Has this happened to you? You called the cable company and the person on the other end of the line says "this is Steve Jones". 10 minutes after the call you say to your husband/wife "this guy" will be coming to fix the TV. Although he just mentioned his name you just can't recall it.
Don’t worry you’re not alone. This slip in memory can and does happen to any of us unless we make a conscience effort to remember the name at the time we hear it.
Here’s how to use this method:
To commit names to memory as you are speaking to a person, repeat their name back to them. By making this technique a habit will help you store the name in your “memory bank". This some procedure can be used when meeting someone in person. Adding another layer to this strategy, visualize something different, unusual, or ordinary about their appearance you can use to associate with their name.
Say you are at a networking event and you are handed a business card this is also a way to specifically remember not only their name, but what they look like – for future reference. Take the card and write descriptive information on one side of the card to help imbed more details to help add this new information permanently to your memory. Look at the card and "visualize" the attributes you assigned (for memory purposes) to a person in your mind's eye while focusing on their name.
This technique will require repetition and a little effort for it to work for you. It may take several days or weeks for you to become proficient. If we want to admit it or not, over time we have developed this "bad habit" and it won’t be fixed overnight. This simple and easy to use method works for anything worth remembering and not just for names. When there is information you need to remember jot it down. K.I.S.S (Keep It Simple Sweetie) … using this system it works with a little time and concentration.
How to remember anything!
You can train your memory by just mentally assigning an image to go with the specific name/person you are trying to remember. This system works with remembering written information as well.
When reading printed material there are key words and/or key thoughts in each paragraph you can associate with an absurd or extreme illustration making the information much easier to recall boring or everyday relationships.
Here’s how it works. While you are reading through text, that less than interesting article, boring text book, or mind-numbing work related reading, select one or more key words from each complete thought and associate these items with something silly movie or photo. The goal is to actually "see" this representation it in your mind so these mundane details will be easier to recall later. So when you need to remember a particular matter, this mental "picture" should come right to you, recalling the entire thought.

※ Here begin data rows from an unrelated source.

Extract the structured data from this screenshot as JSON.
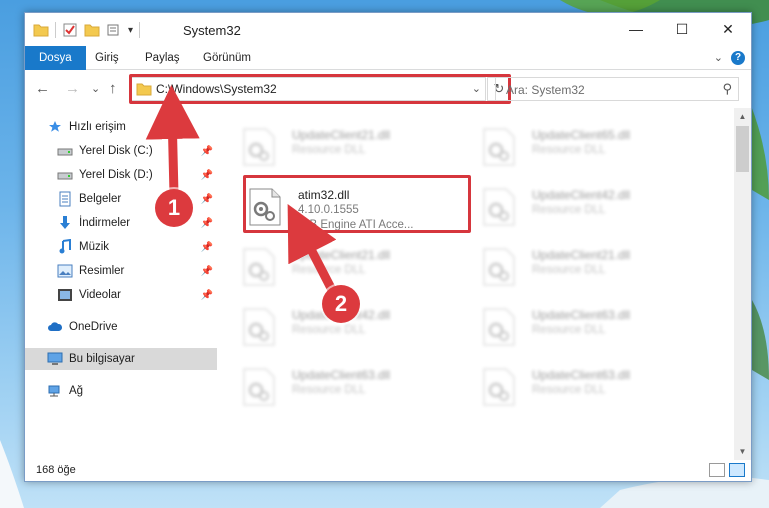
{
  "window": {
    "title": "System32",
    "minimize_glyph": "—",
    "maximize_glyph": "☐",
    "close_glyph": "✕"
  },
  "ribbon": {
    "tabs": [
      {
        "label": "Dosya",
        "active": true
      },
      {
        "label": "Giriş",
        "active": false
      },
      {
        "label": "Paylaş",
        "active": false
      },
      {
        "label": "Görünüm",
        "active": false
      }
    ],
    "help_glyph": "?",
    "expand_glyph": "⌄"
  },
  "nav": {
    "back_glyph": "←",
    "forward_glyph": "→",
    "recent_glyph": "⌄",
    "up_glyph": "↑",
    "address_path": "C:\\Windows\\System32",
    "address_dropdown_glyph": "⌄",
    "refresh_glyph": "↻",
    "search_placeholder": "Ara: System32",
    "search_glyph": "⚲"
  },
  "sidebar": {
    "items": [
      {
        "label": "Hızlı erişim",
        "icon": "star-icon",
        "pinned": false
      },
      {
        "label": "Yerel Disk (C:)",
        "icon": "drive-icon",
        "pinned": true
      },
      {
        "label": "Yerel Disk (D:)",
        "icon": "drive-icon",
        "pinned": true
      },
      {
        "label": "Belgeler",
        "icon": "documents-icon",
        "pinned": true
      },
      {
        "label": "İndirmeler",
        "icon": "download-icon",
        "pinned": true
      },
      {
        "label": "Müzik",
        "icon": "music-icon",
        "pinned": true
      },
      {
        "label": "Resimler",
        "icon": "pictures-icon",
        "pinned": true
      },
      {
        "label": "Videolar",
        "icon": "videos-icon",
        "pinned": true
      },
      {
        "label": "OneDrive",
        "icon": "cloud-icon",
        "pinned": false
      },
      {
        "label": "Bu bilgisayar",
        "icon": "computer-icon",
        "pinned": false,
        "selected": true
      },
      {
        "label": "Ağ",
        "icon": "network-icon",
        "pinned": false
      }
    ],
    "pin_glyph": "📌"
  },
  "files": {
    "highlighted": {
      "name": "atim32.dll",
      "version": "4.10.0.1555",
      "description": "DIB Engine ATI Acce..."
    },
    "blurred": [
      {
        "name": "UpdateClient21.dll",
        "type": "Resource DLL"
      },
      {
        "name": "UpdateClient65.dll",
        "type": "Resource DLL"
      },
      {
        "name": "UpdateClient42.dll",
        "type": "Resource DLL"
      },
      {
        "name": "UpdateClient21.dll",
        "type": "Resource DLL"
      },
      {
        "name": "UpdateClient21.dll",
        "type": "Resource DLL"
      },
      {
        "name": "UpdateClient42.dll",
        "type": "Resource DLL"
      },
      {
        "name": "UpdateClient63.dll",
        "type": "Resource DLL"
      },
      {
        "name": "UpdateClient63.dll",
        "type": "Resource DLL"
      },
      {
        "name": "UpdateClient63.dll",
        "type": "Resource DLL"
      }
    ]
  },
  "status": {
    "item_count": "168 öğe"
  },
  "annotations": {
    "step1": "1",
    "step2": "2",
    "color": "#dc3a3e"
  },
  "colors": {
    "accent": "#1979ca",
    "highlight": "#d6363d"
  }
}
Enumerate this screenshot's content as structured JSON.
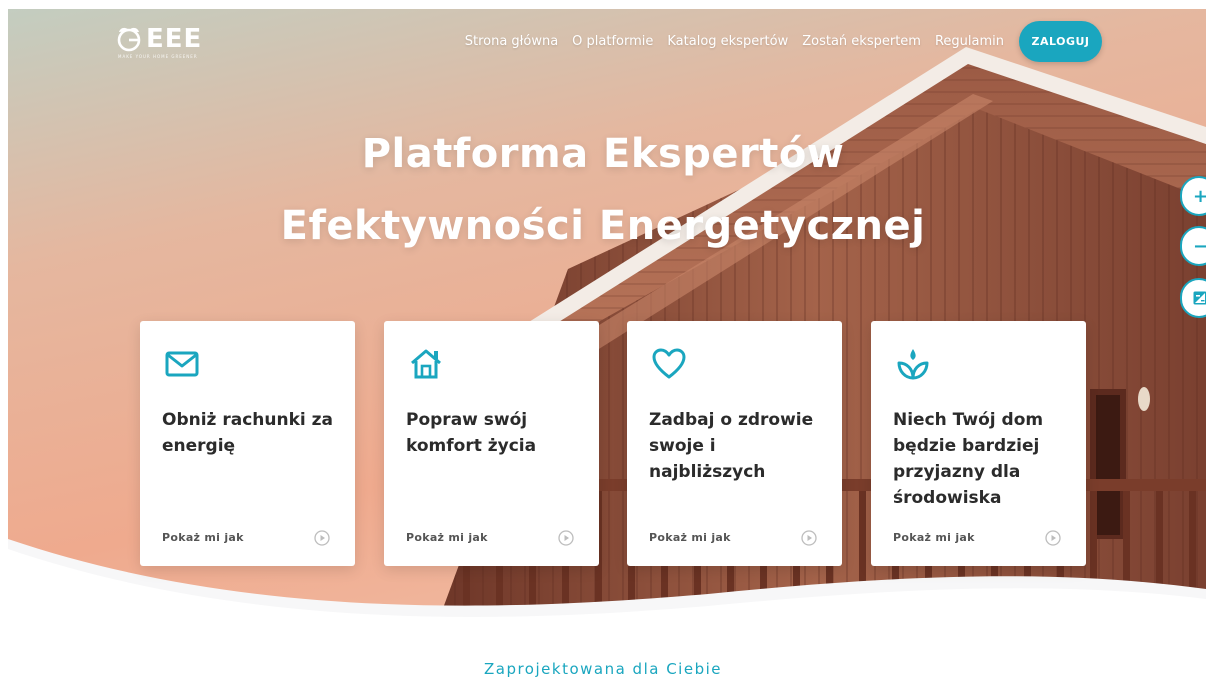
{
  "header": {
    "logo_text": "EEE",
    "logo_tagline": "MAKE YOUR HOME GREENER",
    "nav": [
      {
        "label": "Strona główna"
      },
      {
        "label": "O platformie"
      },
      {
        "label": "Katalog ekspertów"
      },
      {
        "label": "Zostań ekspertem"
      },
      {
        "label": "Regulamin"
      }
    ],
    "login_label": "ZALOGUJ"
  },
  "hero": {
    "title_line1": "Platforma Ekspertów",
    "title_line2": "Efektywności Energetycznej"
  },
  "cards": [
    {
      "icon": "envelope-icon",
      "title": "Obniż rachunki za energię",
      "link": "Pokaż mi jak"
    },
    {
      "icon": "home-icon",
      "title": "Popraw swój komfort życia",
      "link": "Pokaż mi jak"
    },
    {
      "icon": "heart-icon",
      "title": "Zadbaj o zdrowie swoje i najbliższych",
      "link": "Pokaż mi jak"
    },
    {
      "icon": "plant-icon",
      "title": "Niech Twój dom będzie bardziej przyjazny dla środowiska",
      "link": "Pokaż mi jak"
    }
  ],
  "side_tools": {
    "zoom_in": "+",
    "zoom_out": "−",
    "contrast": "contrast-icon"
  },
  "section": {
    "subtitle": "Zaprojektowana dla Ciebie"
  },
  "colors": {
    "accent": "#1aa6bf",
    "card_text": "#2b2b2b",
    "sky_top": "#b8c6ba",
    "sky_warm": "#e9a58b",
    "wood": "#8a4a35"
  }
}
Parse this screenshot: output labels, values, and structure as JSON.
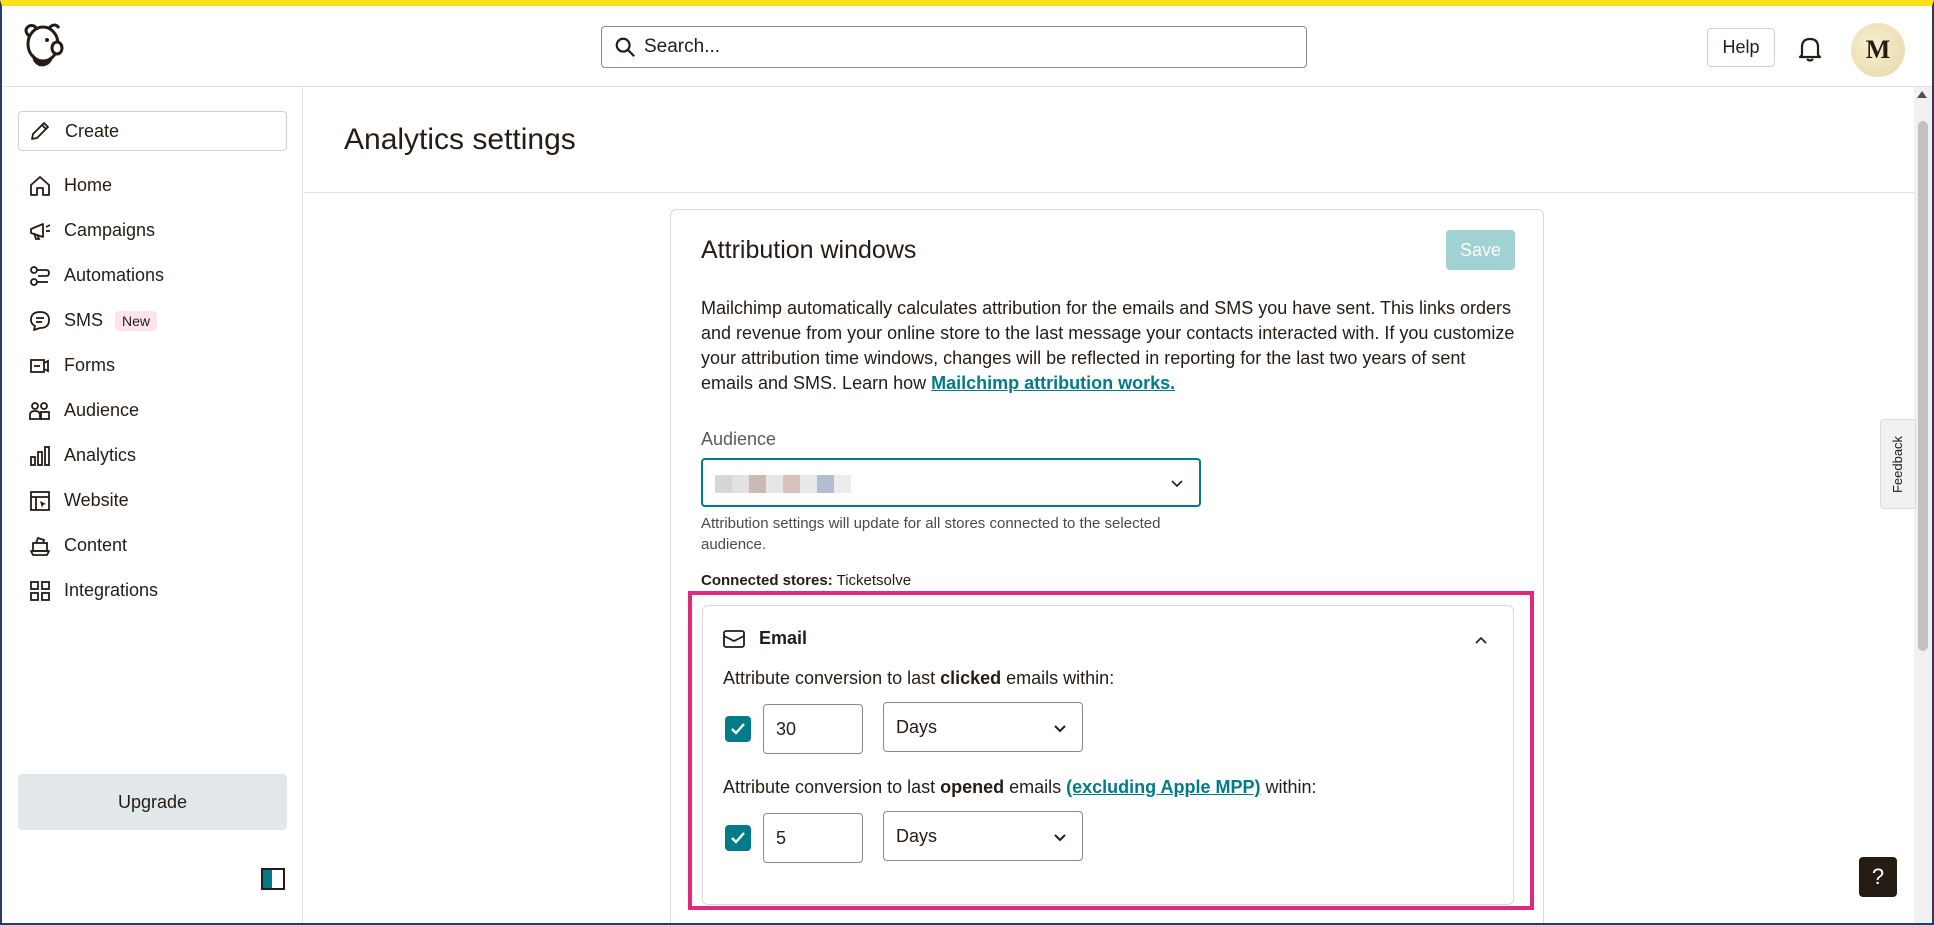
{
  "topbar": {
    "search_placeholder": "Search...",
    "help_label": "Help",
    "avatar_initial": "M"
  },
  "sidebar": {
    "create_label": "Create",
    "items": [
      {
        "label": "Home",
        "icon": "home-icon"
      },
      {
        "label": "Campaigns",
        "icon": "megaphone-icon"
      },
      {
        "label": "Automations",
        "icon": "automation-icon"
      },
      {
        "label": "SMS",
        "icon": "sms-icon",
        "badge": "New"
      },
      {
        "label": "Forms",
        "icon": "forms-icon"
      },
      {
        "label": "Audience",
        "icon": "audience-icon"
      },
      {
        "label": "Analytics",
        "icon": "analytics-icon"
      },
      {
        "label": "Website",
        "icon": "website-icon"
      },
      {
        "label": "Content",
        "icon": "content-icon"
      },
      {
        "label": "Integrations",
        "icon": "integrations-icon"
      }
    ],
    "upgrade_label": "Upgrade"
  },
  "page": {
    "title": "Analytics settings"
  },
  "card": {
    "title": "Attribution windows",
    "save_label": "Save",
    "description": "Mailchimp automatically calculates attribution for the emails and SMS you have sent. This links orders and revenue from your online store to the last message your contacts interacted with. If you customize your attribution time windows, changes will be reflected in reporting for the last two years of sent emails and SMS. Learn how ",
    "description_link": "Mailchimp attribution works.",
    "audience_label": "Audience",
    "audience_help": "Attribution settings will update for all stores connected to the selected audience.",
    "stores_label": "Connected stores:",
    "stores_value": " Ticketsolve"
  },
  "email": {
    "title": "Email",
    "clicked": {
      "prefix": "Attribute conversion to last ",
      "emphasis": "clicked",
      "suffix": " emails within:",
      "checked": true,
      "value": "30",
      "unit": "Days"
    },
    "opened": {
      "prefix": "Attribute conversion to last ",
      "emphasis": "opened",
      "middle": " emails ",
      "link": "(excluding Apple MPP)",
      "suffix": " within:",
      "checked": true,
      "value": "5",
      "unit": "Days"
    }
  },
  "feedback_label": "Feedback",
  "help_fab_label": "?",
  "colors": {
    "accent": "#007c89",
    "brand_yellow": "#ffe01b",
    "highlight": "#e0297f",
    "save_disabled": "#a0d1d3"
  }
}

With practice this method of learning through visual association should improve your ability to retain more of the information you read. The key is to "see" the "image" in your "mind". Over time with practice, once you have mastered the system, you will recall an instant flashback to the mental visualization you associated to the printed material.
Try it! It's interesting! Once you have mastered this learning technique, it should be easier to store and recall memories.
Public Speaking and Memory Tips!
The same visualization system can be used when memorizing speeches, boardroom pitches, class reports, and oral presentations, by connecting a series of ideas to a series of bizarre mental pictures in sequence. Of course proper speech preparation is half the battle. You want to know your subject as thoroughly as possible and then begin making an outline starting with the introduction, body, and conclusion. You will want to begin your presentation with something to grab the attention of your audience like an unusual statement or funny story.
While presenting your “message”, or the body of your speech, to confirm for your audience that you know your subject well. Presenting factions, illustrations, strategies, etc., sharing your position without argument.
For your conclusion you will briefly sum up and restate specific points. Tell them what you told them. Here’s the time to leave them with a lasting impression, call to action, or maybe to change their view. Leave your audience with a mental visual, it could be a joke that drives home your point, or circumstances. You want a powerful mental word image to remind them after they’ve left your meeting.
- In large print type your outline leaving ample space between each line - so you’re able to look up and engage with your audience without losing your place on the page. For the most important points, opening and closing lines, depend on your memory.
- Rehearse your speech. Record yourself on video, make note of length of speech, the flow of thoughts, make sure key points are in order that makes sense, work out any obvious speaking challenges, like the proper pronunciation of words you find difficult.
- Become aware of, notice, and practice your body language and facial expressions. Decide when you will pace back and forth (not too much), hand gestures, or when to point out a specific point on your presentation. Don’t forget to engage your audience and keep good eye contact across the room.
- If there are going to be a question and answer session think of possible questions and prepare and appropriate response. It’s ok to think before answering, take a moment. If there is a case when you don't have an answer, you can move on and ask another question, pass it off to someone more qualified to answer in more general terms, or do like politicians – change the subject followed by giving the person asking the question a complement on how smart they are for asking the "million dollar" question, or may be tell a "clean" joke.